Today I (God, for the unfamiliar) would like to tell you a hilarious story about a lot of misfits and how they almost got obliterated. The tale begins right at the tits… on the cliffs of the Barrier Peaks. Our heroes are presently drooling on themselves and staring catatonically at a floating monastery.
1: That the fuck is that thing?
2: Appears to be a cross between a sphinx and a winged hog
1: Well, it’s unnatural
Very unnatural indeed. This creature was a gynosphinx, with glowing blue eyes and some otherworldly technology embedded in it’s skull. When it caught sight of them, it began breathing heavily and whipping it’s tail around. Gooodit!
1: What should we do? Do you think it talks?
GS: I speak many languages and I read lips. I can smell your fear, but my body is not half as formidable as my mind. Come fourth, travelers.
1: Well … it seems nice enough.
4: Poor little thing is dying for some attention.

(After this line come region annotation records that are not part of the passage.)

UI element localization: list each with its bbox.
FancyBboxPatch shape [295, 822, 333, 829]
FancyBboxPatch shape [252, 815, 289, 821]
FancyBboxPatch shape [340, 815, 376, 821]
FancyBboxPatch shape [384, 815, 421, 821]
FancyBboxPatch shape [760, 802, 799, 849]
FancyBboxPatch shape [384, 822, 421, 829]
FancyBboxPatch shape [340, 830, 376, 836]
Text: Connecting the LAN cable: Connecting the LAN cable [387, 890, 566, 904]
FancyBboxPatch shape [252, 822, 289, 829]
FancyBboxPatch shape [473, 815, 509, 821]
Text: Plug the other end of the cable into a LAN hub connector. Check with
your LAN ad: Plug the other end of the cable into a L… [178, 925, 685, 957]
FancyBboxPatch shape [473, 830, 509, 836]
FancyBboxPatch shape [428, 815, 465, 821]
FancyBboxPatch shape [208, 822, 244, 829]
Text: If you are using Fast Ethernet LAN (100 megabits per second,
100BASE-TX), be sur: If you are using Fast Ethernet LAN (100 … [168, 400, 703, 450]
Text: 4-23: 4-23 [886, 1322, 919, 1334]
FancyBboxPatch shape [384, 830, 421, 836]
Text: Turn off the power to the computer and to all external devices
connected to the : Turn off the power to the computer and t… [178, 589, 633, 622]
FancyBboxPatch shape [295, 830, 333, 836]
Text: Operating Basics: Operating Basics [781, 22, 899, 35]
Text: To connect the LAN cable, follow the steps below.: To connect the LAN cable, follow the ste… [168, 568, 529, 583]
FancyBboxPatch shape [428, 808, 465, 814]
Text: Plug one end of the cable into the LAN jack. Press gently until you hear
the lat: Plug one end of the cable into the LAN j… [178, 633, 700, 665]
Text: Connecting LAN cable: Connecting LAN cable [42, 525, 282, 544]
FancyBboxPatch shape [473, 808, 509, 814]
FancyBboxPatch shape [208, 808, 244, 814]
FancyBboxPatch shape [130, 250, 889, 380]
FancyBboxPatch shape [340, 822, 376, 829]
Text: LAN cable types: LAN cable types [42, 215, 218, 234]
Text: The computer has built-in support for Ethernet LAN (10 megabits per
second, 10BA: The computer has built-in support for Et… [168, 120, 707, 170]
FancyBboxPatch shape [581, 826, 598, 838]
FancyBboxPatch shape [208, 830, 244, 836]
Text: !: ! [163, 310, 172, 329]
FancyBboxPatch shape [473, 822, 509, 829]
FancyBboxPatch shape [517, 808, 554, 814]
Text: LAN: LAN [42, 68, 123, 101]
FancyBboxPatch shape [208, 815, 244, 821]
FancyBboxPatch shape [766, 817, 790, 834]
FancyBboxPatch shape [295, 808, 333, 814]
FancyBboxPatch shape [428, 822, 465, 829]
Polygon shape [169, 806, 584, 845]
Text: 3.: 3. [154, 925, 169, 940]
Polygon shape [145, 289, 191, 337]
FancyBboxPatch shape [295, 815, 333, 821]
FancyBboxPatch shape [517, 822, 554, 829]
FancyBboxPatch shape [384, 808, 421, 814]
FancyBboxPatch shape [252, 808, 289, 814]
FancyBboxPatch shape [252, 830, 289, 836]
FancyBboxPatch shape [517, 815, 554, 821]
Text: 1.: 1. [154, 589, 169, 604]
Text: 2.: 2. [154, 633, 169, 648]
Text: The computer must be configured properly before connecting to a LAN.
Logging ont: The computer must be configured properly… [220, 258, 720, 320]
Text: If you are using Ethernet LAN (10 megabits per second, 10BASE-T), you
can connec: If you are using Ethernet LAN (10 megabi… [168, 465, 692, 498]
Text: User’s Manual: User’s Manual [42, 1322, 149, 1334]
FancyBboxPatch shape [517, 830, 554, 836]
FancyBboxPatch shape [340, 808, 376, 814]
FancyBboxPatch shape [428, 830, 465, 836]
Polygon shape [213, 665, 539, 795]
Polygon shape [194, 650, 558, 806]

GS. I am quite capable of destroying all of you, but I prefer a battle of wits. I challenge you each to pose a question that I cannot answer. If any one of you lot is successful, I will forego the toll and call for the ferry. If you all lose, you must pay.
1; Ok, question. What is all that shit stuck in your head?
4: to 1: You Bastard, I’ve got guts all over me and we are about to go into a monastery. What in the hell?
1: But did you die? No, the sphinx did, you’re welcome betch
2: Okay ladies… do you see that thing coming for us?
That “thing” was the Ferry, With company. Five cultists led by an elder were on board and did not look… well… they didn’t look to be in any mood, as their faces were flayed to the point of just being skeletons. The scars went in every which direction. It was all in the eye of the beholder, really…
EM: Welcome to our humble abode. Why have you killed our sphinx?
1: I asked it a question and it exploded
The Elder Monk looked at him with a look of smugness. This party did not look to him like any sort of threat to a beast such as the Spinx. Had there been a violent battle, this lot would no doubt be dead. The lack of flesh wounds was telling.
EM: So it did. Would you like a lift?
The travelers piled on and the skiff went onward toward the monastery. Our party stood silent and internally and actually (i’ll confirm, yes) visually terrified. None were familiar with the special magic held by the Sphinx. This new magic seemed to have a chaotic nature about it and so everyone was doubting themselves, wondering if this would be the one that killed them.
The monastery floated amid the valley without aid of water or anything, Wires and metal jutted out from all sides. Ore fire could be smelt (hee hee) and seen from holes bored to the outside. This was a powerful magic and the entire monastery was imbued with it.
The Elder monk who had piloted the skiff remained silent as they arrived and de-boarded, but extended arm and finger ominously toward the Central Abbey. They all took the hint and started walking. He and his goons followed behind. Each carried a hooked pole arm, while the Elder carried what looked like a staff, but with an odd piece of metal in the top resembling the implements we saw on the ship and mounted to the sphinx.
As they entered the Abbey, the low hum became louder. It bounced around the vast expanse of space inside and made the party still more uneasy. About 10 monks huddled in dark areas of the room, and light shone down upon the Grand Master, who sat still and poised on a throne. He looked otherworldly, being quite tall and thin, wearing a large leather cape and very tall hat (which I am sure has a fancy name, but I’m God and I don’t care).